Benim Vampir Sistemim - Bölüm 684
Güneş batmaya başlamıştı, bu da avın bitme zamanının geldiğini söyleyen bir işaretti. Quinn, Fex ve Linda için gerçekten yıpranmış ya da yorgun değillerdi. Karanlıkta da gayet iyi savaşabilirlerdi. Ancak diğerleri için aynı şey söylenemezdi.
Quinn, Dennis ve diğerlerinin iyileşmesine yardımcı olmak için Qi kontrolünü kullanabilse de, ancak bu kadarını yapabilirdi. Çok fazla zorlanırsa, Quinn onları kötü bir şekilde etkilemeye başlayabileceğinden korkuyordu. Ne de olsa, Qi hakkında çok az şey biliyordu, çünkü Leo ona onu kontrol etmenin ötesinde pek bir şey öğretmemişti.
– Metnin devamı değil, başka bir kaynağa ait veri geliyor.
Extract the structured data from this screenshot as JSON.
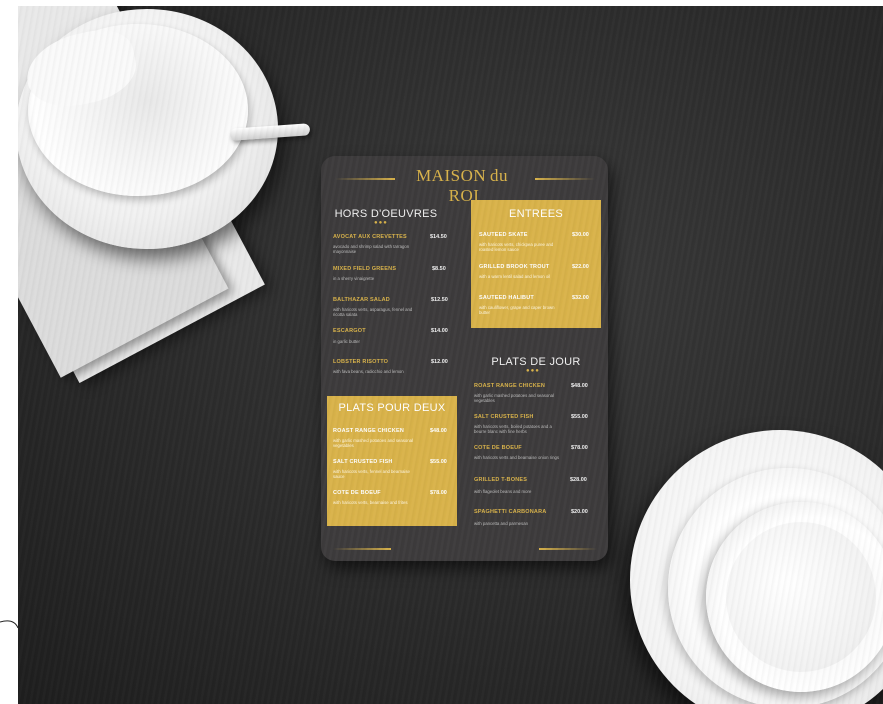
{
  "menu": {
    "logo": "MAISON du ROI",
    "hors": {
      "title": "HORS D'OEUVRES",
      "items": [
        {
          "name": "AVOCAT AUX CREVETTES",
          "price": "$14.50",
          "desc": "avocado and shrimp salad with tarragon mayonnaise"
        },
        {
          "name": "MIXED FIELD GREENS",
          "price": "$8.50",
          "desc": "in a sherry vinaigrette"
        },
        {
          "name": "BALTHAZAR SALAD",
          "price": "$12.50",
          "desc": "with haricots verts, asparagus, fennel and ricotta salata"
        },
        {
          "name": "ESCARGOT",
          "price": "$14.00",
          "desc": "in garlic butter"
        },
        {
          "name": "LOBSTER RISOTTO",
          "price": "$12.00",
          "desc": "with fava beans, radicchio and lemon"
        }
      ]
    },
    "entrees": {
      "title": "ENTREES",
      "items": [
        {
          "name": "SAUTEED SKATE",
          "price": "$30.00",
          "desc": "with haricots verts, chickpea puree and roasted lemon sauce"
        },
        {
          "name": "GRILLED BROOK TROUT",
          "price": "$22.00",
          "desc": "with a warm lentil salad and lemon oil"
        },
        {
          "name": "SAUTEED HALIBUT",
          "price": "$32.00",
          "desc": "with cauliflower, grape and caper brown butter"
        }
      ]
    },
    "deux": {
      "title": "PLATS POUR DEUX",
      "items": [
        {
          "name": "ROAST RANGE CHICKEN",
          "price": "$48.00",
          "desc": "with garlic mashed potatoes and seasonal vegetables"
        },
        {
          "name": "SALT CRUSTED FISH",
          "price": "$55.00",
          "desc": "with haricots verts, fennel and bearnaise sauce"
        },
        {
          "name": "COTE DE BOEUF",
          "price": "$78.00",
          "desc": "with haricots verts, bearnaise and frites"
        }
      ]
    },
    "jour": {
      "title": "PLATS DE JOUR",
      "items": [
        {
          "name": "ROAST RANGE CHICKEN",
          "price": "$48.00",
          "desc": "with garlic mashed potatoes and seasonal vegetables"
        },
        {
          "name": "SALT CRUSTED FISH",
          "price": "$55.00",
          "desc": "with haricots verts, boiled potatoes and a beurre blanc with fine herbs"
        },
        {
          "name": "COTE DE BOEUF",
          "price": "$78.00",
          "desc": "with haricots verts and bearnaise onion rings"
        },
        {
          "name": "GRILLED T-BONES",
          "price": "$28.00",
          "desc": "with flageolet beans and more"
        },
        {
          "name": "SPAGHETTI CARBONARA",
          "price": "$20.00",
          "desc": "with pancetta and parmesan"
        }
      ]
    },
    "dots": "●●●"
  }
}
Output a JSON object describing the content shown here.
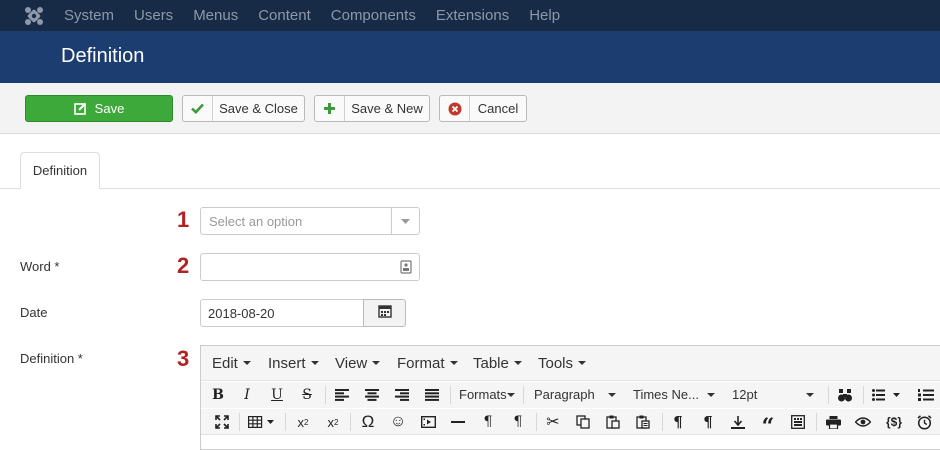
{
  "topnav": {
    "items": [
      "System",
      "Users",
      "Menus",
      "Content",
      "Components",
      "Extensions",
      "Help"
    ]
  },
  "header": {
    "title": "Definition"
  },
  "toolbar": {
    "save_label": "Save",
    "save_close_label": "Save & Close",
    "save_new_label": "Save & New",
    "cancel_label": "Cancel"
  },
  "tabs": [
    {
      "label": "Definition"
    }
  ],
  "markers": [
    "1",
    "2",
    "3"
  ],
  "form": {
    "select": {
      "placeholder": "Select an option"
    },
    "word": {
      "label": "Word *",
      "value": ""
    },
    "date": {
      "label": "Date",
      "value": "2018-08-20"
    },
    "definition": {
      "label": "Definition *"
    }
  },
  "editor": {
    "menubar": [
      "Edit",
      "Insert",
      "View",
      "Format",
      "Table",
      "Tools"
    ],
    "formats_label": "Formats",
    "block_format": "Paragraph",
    "font_family": "Times Ne...",
    "font_size": "12pt"
  },
  "colors": {
    "topnav_bg": "#172a46",
    "header_bg": "#1c3d6f",
    "save_green": "#3da93a",
    "marker_red": "#b22222"
  }
}
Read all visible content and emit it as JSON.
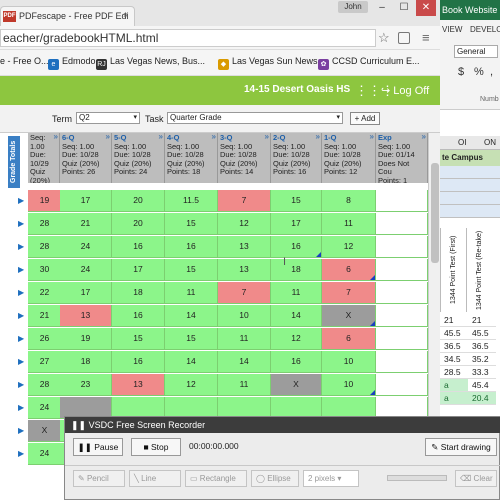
{
  "browser": {
    "tab_title": "PDFescape - Free PDF Edi",
    "tab_close": "×",
    "pdf_icon": "PDF",
    "user": "John",
    "url": "eacher/gradebookHTML.html",
    "min_icon": "–",
    "max_icon": "☐",
    "close_icon": "✕",
    "star_icon": "☆",
    "menu_icon": "≡",
    "bookmarks": [
      {
        "label": "e - Free O...",
        "icon": "",
        "color": "#1e5fa8"
      },
      {
        "label": "Edmodo",
        "icon": "e",
        "color": "#1e6fbf"
      },
      {
        "label": "Las Vegas News, Bus...",
        "icon": "RJ",
        "color": "#333333"
      },
      {
        "label": "Las Vegas Sun News",
        "icon": "◆",
        "color": "#d99a00"
      },
      {
        "label": "CCSD Curriculum E...",
        "icon": "✿",
        "color": "#7a3fa0"
      }
    ]
  },
  "app": {
    "school": "14-15 Desert Oasis HS",
    "grid_icon": "⋮⋮⋮",
    "logoff": "Log Off",
    "logoff_icon": "↪",
    "term_label": "Term",
    "term_value": "Q2",
    "task_label": "Task",
    "task_value": "Quarter Grade",
    "add_label": "+ Add",
    "grade_totals": "Grade Totals",
    "columns": [
      {
        "code": "",
        "lines": [
          "Seq: 1.00",
          "Due: 10/29",
          "Quiz (20%)",
          "Points: 32"
        ]
      },
      {
        "code": "6-Q",
        "lines": [
          "Seq: 1.00",
          "Due: 10/28",
          "Quiz (20%)",
          "Points: 26"
        ]
      },
      {
        "code": "5-Q",
        "lines": [
          "Seq: 1.00",
          "Due: 10/28",
          "Quiz (20%)",
          "Points: 24"
        ]
      },
      {
        "code": "4-Q",
        "lines": [
          "Seq: 1.00",
          "Due: 10/28",
          "Quiz (20%)",
          "Points: 18"
        ]
      },
      {
        "code": "3-Q",
        "lines": [
          "Seq: 1.00",
          "Due: 10/28",
          "Quiz (20%)",
          "Points: 14"
        ]
      },
      {
        "code": "2-Q",
        "lines": [
          "Seq: 1.00",
          "Due: 10/28",
          "Quiz (20%)",
          "Points: 16"
        ]
      },
      {
        "code": "1-Q",
        "lines": [
          "Seq: 1.00",
          "Due: 10/28",
          "Quiz (20%)",
          "Points: 12"
        ]
      },
      {
        "code": "Exp",
        "lines": [
          "Seq: 1.00",
          "Due: 01/14",
          "Does Not Cou",
          "Points: 1"
        ]
      }
    ],
    "rows": [
      {
        "total": "19",
        "t": "r",
        "cells": [
          [
            "17",
            "g",
            0
          ],
          [
            "20",
            "g",
            0
          ],
          [
            "11.5",
            "g",
            0
          ],
          [
            "7",
            "r",
            0
          ],
          [
            "15",
            "g",
            0
          ],
          [
            "8",
            "g",
            0
          ]
        ]
      },
      {
        "total": "28",
        "t": "g",
        "cells": [
          [
            "21",
            "g",
            0
          ],
          [
            "20",
            "g",
            0
          ],
          [
            "15",
            "g",
            0
          ],
          [
            "12",
            "g",
            0
          ],
          [
            "17",
            "g",
            0
          ],
          [
            "11",
            "g",
            0
          ]
        ]
      },
      {
        "total": "28",
        "t": "g",
        "cells": [
          [
            "24",
            "g",
            0
          ],
          [
            "16",
            "g",
            0
          ],
          [
            "16",
            "g",
            0
          ],
          [
            "13",
            "g",
            0
          ],
          [
            "16",
            "g",
            1
          ],
          [
            "12",
            "g",
            0
          ]
        ]
      },
      {
        "total": "30",
        "t": "g",
        "cells": [
          [
            "24",
            "g",
            0
          ],
          [
            "17",
            "g",
            0
          ],
          [
            "15",
            "g",
            0
          ],
          [
            "13",
            "g",
            0
          ],
          [
            "18",
            "g",
            0
          ],
          [
            "6",
            "r",
            1
          ]
        ]
      },
      {
        "total": "22",
        "t": "g",
        "cells": [
          [
            "17",
            "g",
            0
          ],
          [
            "18",
            "g",
            0
          ],
          [
            "11",
            "g",
            0
          ],
          [
            "7",
            "r",
            0
          ],
          [
            "11",
            "g",
            0
          ],
          [
            "7",
            "r",
            0
          ]
        ]
      },
      {
        "total": "21",
        "t": "g",
        "cells": [
          [
            "13",
            "r",
            0
          ],
          [
            "16",
            "g",
            0
          ],
          [
            "14",
            "g",
            0
          ],
          [
            "10",
            "g",
            0
          ],
          [
            "14",
            "g",
            0
          ],
          [
            "X",
            "x",
            1
          ]
        ]
      },
      {
        "total": "26",
        "t": "g",
        "cells": [
          [
            "19",
            "g",
            0
          ],
          [
            "15",
            "g",
            0
          ],
          [
            "15",
            "g",
            0
          ],
          [
            "11",
            "g",
            0
          ],
          [
            "12",
            "g",
            0
          ],
          [
            "6",
            "r",
            0
          ]
        ]
      },
      {
        "total": "27",
        "t": "g",
        "cells": [
          [
            "18",
            "g",
            0
          ],
          [
            "16",
            "g",
            0
          ],
          [
            "14",
            "g",
            0
          ],
          [
            "14",
            "g",
            0
          ],
          [
            "16",
            "g",
            0
          ],
          [
            "10",
            "g",
            0
          ]
        ]
      },
      {
        "total": "28",
        "t": "g",
        "cells": [
          [
            "23",
            "g",
            0
          ],
          [
            "13",
            "r",
            0
          ],
          [
            "12",
            "g",
            0
          ],
          [
            "11",
            "g",
            0
          ],
          [
            "X",
            "x",
            0
          ],
          [
            "10",
            "g",
            1
          ]
        ]
      },
      {
        "total": "24",
        "t": "g",
        "cells": [
          [
            "",
            "x",
            0
          ],
          [
            "",
            "g",
            0
          ],
          [
            "",
            "g",
            0
          ],
          [
            "",
            "g",
            0
          ],
          [
            "",
            "g",
            0
          ],
          [
            "",
            "g",
            0
          ]
        ]
      },
      {
        "total": "X",
        "t": "x",
        "cells": [
          [
            "",
            "g",
            0
          ],
          [
            "",
            "g",
            0
          ],
          [
            "",
            "g",
            0
          ],
          [
            "",
            "g",
            0
          ],
          [
            "",
            "g",
            0
          ],
          [
            "",
            "g",
            0
          ]
        ]
      },
      {
        "total": "24",
        "t": "g",
        "cells": [
          [
            "",
            "g",
            0
          ],
          [
            "",
            "g",
            0
          ],
          [
            "",
            "g",
            0
          ],
          [
            "",
            "g",
            0
          ],
          [
            "",
            "g",
            0
          ],
          [
            "",
            "g",
            0
          ]
        ]
      }
    ]
  },
  "excel": {
    "title": "Book Website I",
    "tabs": [
      "VIEW",
      "DEVELO"
    ],
    "number_format": "General",
    "dollar": "$",
    "percent": "%",
    "comma": ",",
    "number_label": "Numb",
    "col_headers": [
      "OI",
      "ON"
    ],
    "campus": "te Campus",
    "vert_header_1": "1344 Point Test (First)",
    "vert_header_2": "1344 Point Test (Re-take)",
    "values": [
      [
        "21",
        "21"
      ],
      [
        "45.5",
        "45.5"
      ],
      [
        "36.5",
        "36.5"
      ],
      [
        "34.5",
        "35.2"
      ],
      [
        "28.5",
        "33.3"
      ],
      [
        "a",
        "45.4"
      ],
      [
        "a",
        "20.4"
      ]
    ]
  },
  "recorder": {
    "title": "VSDC Free Screen Recorder",
    "title_icon": "❚❚",
    "pause": "Pause",
    "stop": "Stop",
    "time": "00:00:00.000",
    "start_drawing": "Start drawing",
    "tools": [
      "Pencil",
      "Line",
      "Rectangle",
      "Ellipse",
      "2 pixels"
    ],
    "clear": "Clear"
  }
}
Minibüse ulaştıktan sonra, Parazit üyeleri hem Wevil hem de Hana’nın hala hayatta oldukları ve yaralanmadıkları için çok mutlu görünüyorlardı. Linda direksiyona geçti ve tekrar yola çıktılar.
Geri dönerken, Quinn birkaç farklı şey düşünmeye başladı. Bu kadar çok imparator seviyesini çok fazla mücadele etmeden nasıl yenebildiğini görünce, Alex’in ona bir dizi kral seviye ekipman yapmasının zaman kaybı olduğunu düşündü.
Şimdi, kristalleri tam bir imparator seviye zırh seti oluşturmak için kullanmak istiyordu. Şu anda sadece maskesi vardı ve onu yapmak için sadece bir kristal kullanıldığı için zar zor imparator seviyesi olarak kabul ediliyordu.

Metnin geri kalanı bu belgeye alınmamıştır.